Functions, classes and modules

Functions as black boxes

flowchart LR
    A(Input A) --> F["Black box"]
    B(Input B) -->  F
    F --> O(Output)

    style F fill:#000,color:#fff,stroke:#333,stroke-width:4px

  • A function is a black box that takes some input and produces some output.
  • The input and output can be anything, including other functions.
  • As long as the input and output are the same, the function body can be modified.

flowchart LR
    A(height: 1.0) --> F[is_operable]
    B(period: 3.0) -->  F
    F --> O(True)

def is_operable(height, period):
    return height < 2.0 and period < 6.0

These two function behaves the same, but the implementation is different.

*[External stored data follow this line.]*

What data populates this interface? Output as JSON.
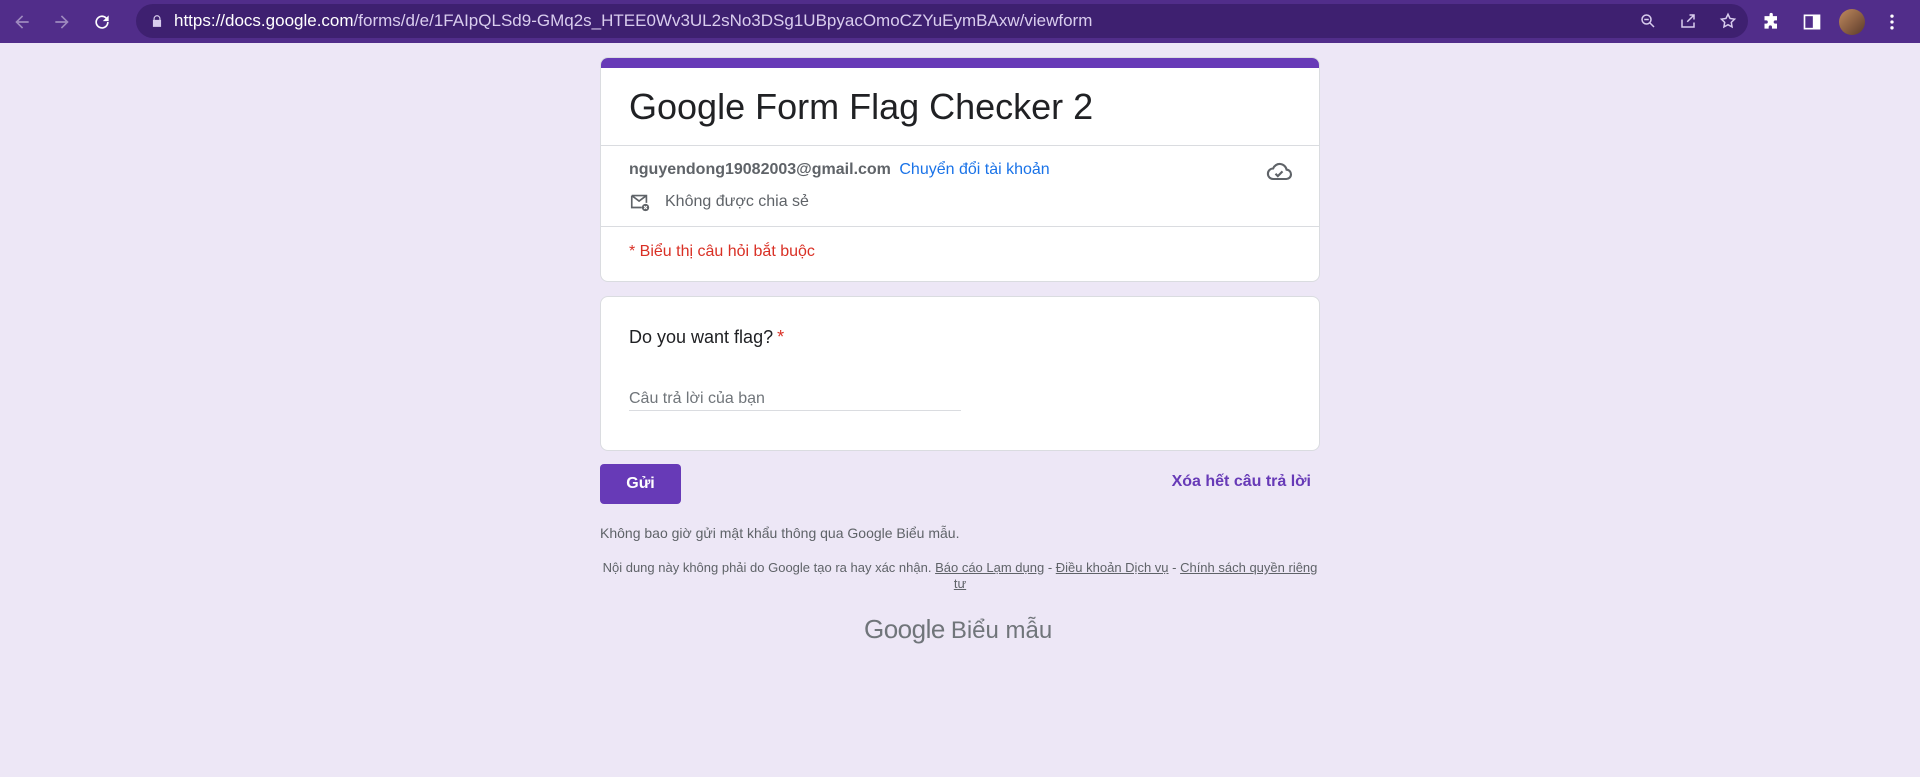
{
  "browser": {
    "url_host": "https://docs.google.com",
    "url_path": "/forms/d/e/1FAIpQLSd9-GMq2s_HTEE0Wv3UL2sNo3DSg1UBpyacOmoCZYuEymBAxw/viewform"
  },
  "form": {
    "title": "Google Form Flag Checker 2",
    "account_email": "nguyendong19082003@gmail.com",
    "switch_account": "Chuyển đổi tài khoản",
    "not_shared": "Không được chia sẻ",
    "required_note": "* Biểu thị câu hỏi bắt buộc"
  },
  "question": {
    "title": "Do you want flag?",
    "required_mark": "*",
    "placeholder": "Câu trả lời của bạn"
  },
  "actions": {
    "submit": "Gửi",
    "clear": "Xóa hết câu trả lời"
  },
  "footer": {
    "password_note": "Không bao giờ gửi mật khẩu thông qua Google Biểu mẫu.",
    "disclaimer_text": "Nội dung này không phải do Google tạo ra hay xác nhận.",
    "report_abuse": "Báo cáo Lạm dụng",
    "terms": "Điều khoản Dịch vụ",
    "privacy": "Chính sách quyền riêng tư",
    "sep": " - ",
    "brand_google": "Google",
    "brand_product": "Biểu mẫu"
  },
  "colors": {
    "accent": "#673ab7",
    "required": "#d93025",
    "link": "#1a73e8",
    "background": "#ede7f6"
  },
  "icons": [
    "back-icon",
    "forward-icon",
    "reload-icon",
    "lock-icon",
    "zoom-icon",
    "share-icon",
    "star-icon",
    "extensions-icon",
    "side-panel-icon",
    "menu-icon",
    "cloud-check-icon",
    "mail-off-icon"
  ]
}
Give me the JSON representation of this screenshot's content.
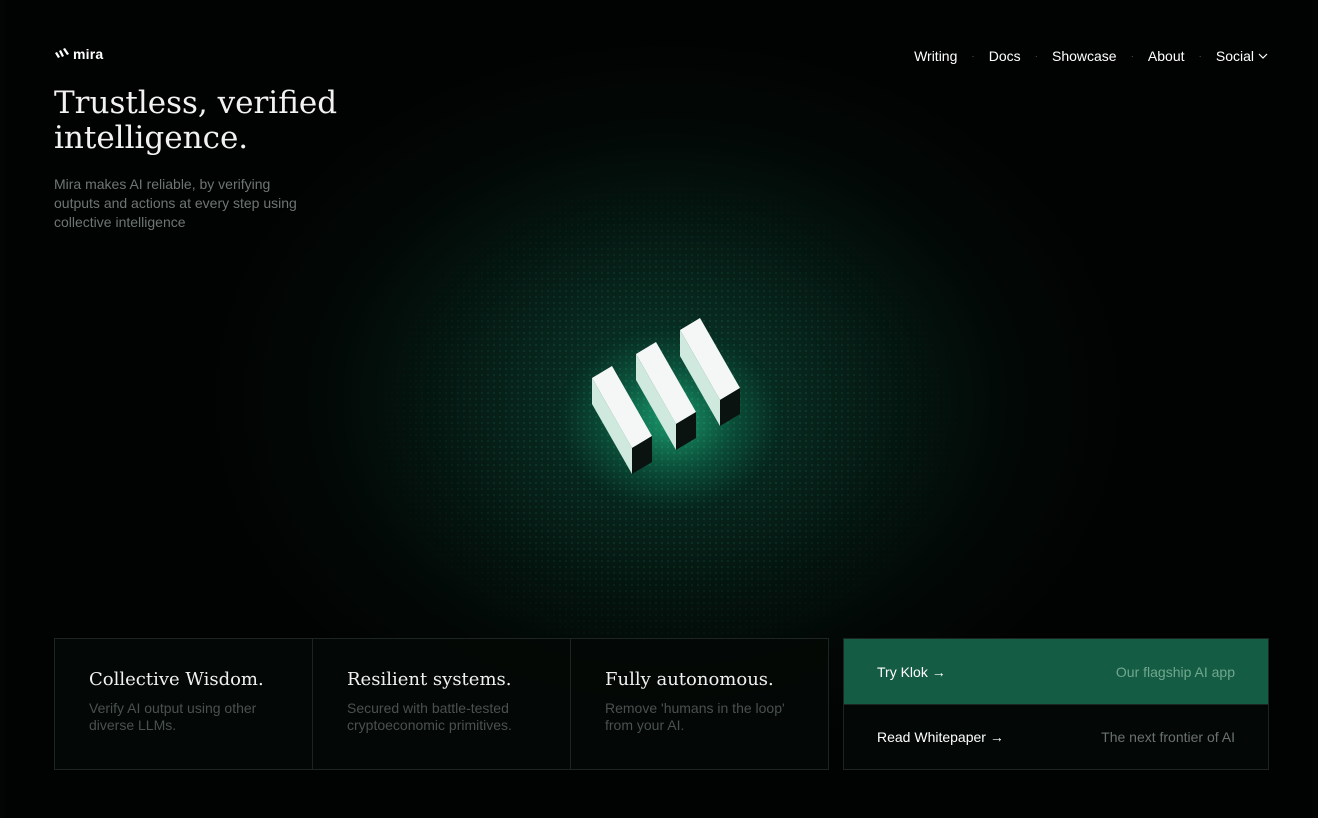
{
  "brand": {
    "name": "mira",
    "logo_icon": "mira-logo-icon",
    "accent": "#145c43"
  },
  "nav": {
    "items": [
      "Writing",
      "Docs",
      "Showcase",
      "About"
    ],
    "social_label": "Social",
    "separator": "·"
  },
  "hero": {
    "title": "Trustless, verified intelligence.",
    "subtitle": "Mira makes AI reliable, by verifying outputs and actions at every step using collective intelligence"
  },
  "features": [
    {
      "title": "Collective Wisdom.",
      "desc": "Verify AI output using other diverse LLMs."
    },
    {
      "title": "Resilient systems.",
      "desc": "Secured with battle-tested cryptoeconomic primitives."
    },
    {
      "title": "Fully autonomous.",
      "desc": "Remove 'humans in the loop' from your AI."
    }
  ],
  "cta": {
    "primary": {
      "label": "Try Klok →",
      "hint": "Our flagship AI app"
    },
    "secondary": {
      "label": "Read Whitepaper →",
      "hint": "The next frontier of AI"
    }
  }
}
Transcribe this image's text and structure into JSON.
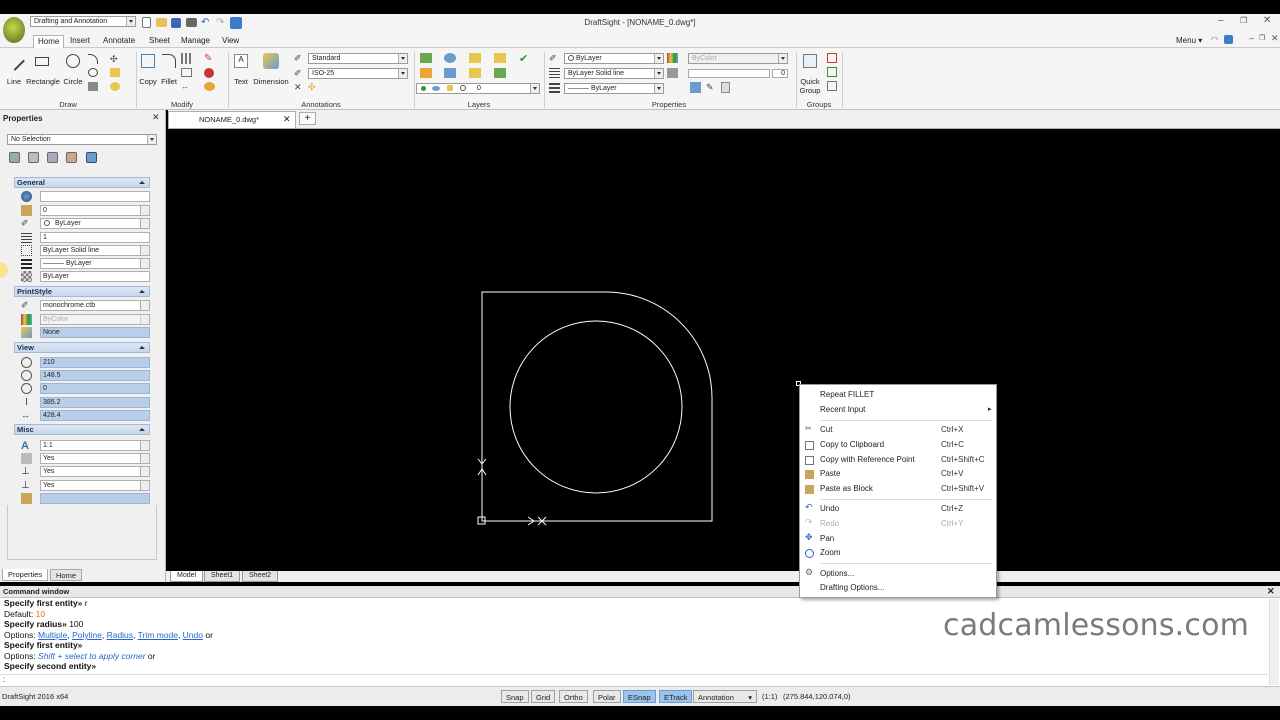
{
  "titlebar": {
    "workspace": "Drafting and Annotation",
    "title": "DraftSight - [NONAME_0.dwg*]",
    "menu_label": "Menu"
  },
  "ribbon_tabs": [
    "Home",
    "Insert",
    "Annotate",
    "Sheet",
    "Manage",
    "View"
  ],
  "ribbon": {
    "draw": {
      "line": "Line",
      "rectangle": "Rectangle",
      "circle": "Circle",
      "group": "Draw"
    },
    "modify": {
      "copy": "Copy",
      "fillet": "Fillet",
      "group": "Modify"
    },
    "annotations": {
      "text": "Text",
      "dimension": "Dimension",
      "text_style": "Standard",
      "dim_style": "ISO-25",
      "group": "Annotations"
    },
    "layers": {
      "layer": "0",
      "group": "Layers"
    },
    "properties": {
      "color": "ByLayer",
      "linestyle": "ByLayer    Solid line",
      "lineweight": "——— ByLayer",
      "print_color": "ByColor",
      "transparency": "0",
      "group": "Properties"
    },
    "groups": {
      "quick_group_1": "Quick",
      "quick_group_2": "Group",
      "group": "Groups"
    }
  },
  "properties_panel": {
    "title": "Properties",
    "selection": "No Selection",
    "general": {
      "header": "General",
      "rows": [
        "",
        "0",
        "ByLayer",
        "1",
        "ByLayer    Solid line",
        "——— ByLayer",
        "ByLayer"
      ]
    },
    "printstyle": {
      "header": "PrintStyle",
      "rows": [
        "monochrome.ctb",
        "ByColor",
        "None"
      ]
    },
    "view": {
      "header": "View",
      "rows": [
        "210",
        "148.5",
        "0",
        "385.2",
        "428.4"
      ]
    },
    "misc": {
      "header": "Misc",
      "rows": [
        "1:1",
        "Yes",
        "Yes",
        "Yes",
        ""
      ]
    },
    "bottom_tabs": [
      "Properties",
      "Home"
    ]
  },
  "doc_tab": "NONAME_0.dwg*",
  "sheet_tabs": [
    "Model",
    "Sheet1",
    "Sheet2"
  ],
  "context_menu": {
    "repeat": "Repeat FILLET",
    "recent": "Recent Input",
    "cut": {
      "label": "Cut",
      "shortcut": "Ctrl+X"
    },
    "copy": {
      "label": "Copy to Clipboard",
      "shortcut": "Ctrl+C"
    },
    "copyref": {
      "label": "Copy with Reference Point",
      "shortcut": "Ctrl+Shift+C"
    },
    "paste": {
      "label": "Paste",
      "shortcut": "Ctrl+V"
    },
    "pasteblock": {
      "label": "Paste as Block",
      "shortcut": "Ctrl+Shift+V"
    },
    "undo": {
      "label": "Undo",
      "shortcut": "Ctrl+Z"
    },
    "redo": {
      "label": "Redo",
      "shortcut": "Ctrl+Y"
    },
    "pan": "Pan",
    "zoom": "Zoom",
    "options": "Options...",
    "drafting": "Drafting Options..."
  },
  "command_window": {
    "title": "Command window",
    "l1": "Specify first entity»",
    "l1b": " r",
    "l2a": "Default: ",
    "l2b": "10",
    "l3a": "Specify radius»",
    "l3b": " 100",
    "l4a": "Options: ",
    "l4opt1": "Multiple",
    "l4opt2": "Polyline",
    "l4opt3": "Radius",
    "l4opt4": "Trim mode",
    "l4opt5": "Undo",
    "l4c": " or",
    "l5": "Specify first entity»",
    "l6a": "Options: ",
    "l6b": "Shift + select to apply corner",
    "l6c": " or",
    "l7": "Specify second entity»",
    "prompt": ":"
  },
  "statusbar": {
    "app": "DraftSight 2016 x64",
    "buttons": [
      "Snap",
      "Grid",
      "Ortho",
      "Polar",
      "ESnap",
      "ETrack"
    ],
    "annotation": "Annotation",
    "scale": "(1:1)",
    "coords": "(275.844,120.074,0)"
  },
  "watermark": "cadcamlessons.com",
  "colors": {
    "accent": "#9cc3ec",
    "canvas": "#000000",
    "link": "#2a66c8"
  }
}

def is_operable(height, period):
    model = load_fancy_ml_model()
    return model.predict(height, period)

Pure functions

A pure function returns the same output for the same input.

def f(x)
    return x**2

>> f(2)
4
>> f(2)
4

A non-pure function can return different outputs for the same input.

n = 0

def non_pure_function(x):
    global n=n+1
    return x + n

>>> non_pure_function(2)
3
>>> non_pure_function(2)
4

Side effects

A function can have side effects (besides returning a value)

def f_with_side_effect(x):
    with open("output.txt", "a") as f:
        f.write(str(x))
    return x**2

Side effects

Pure functions without side effects are easier to reason about.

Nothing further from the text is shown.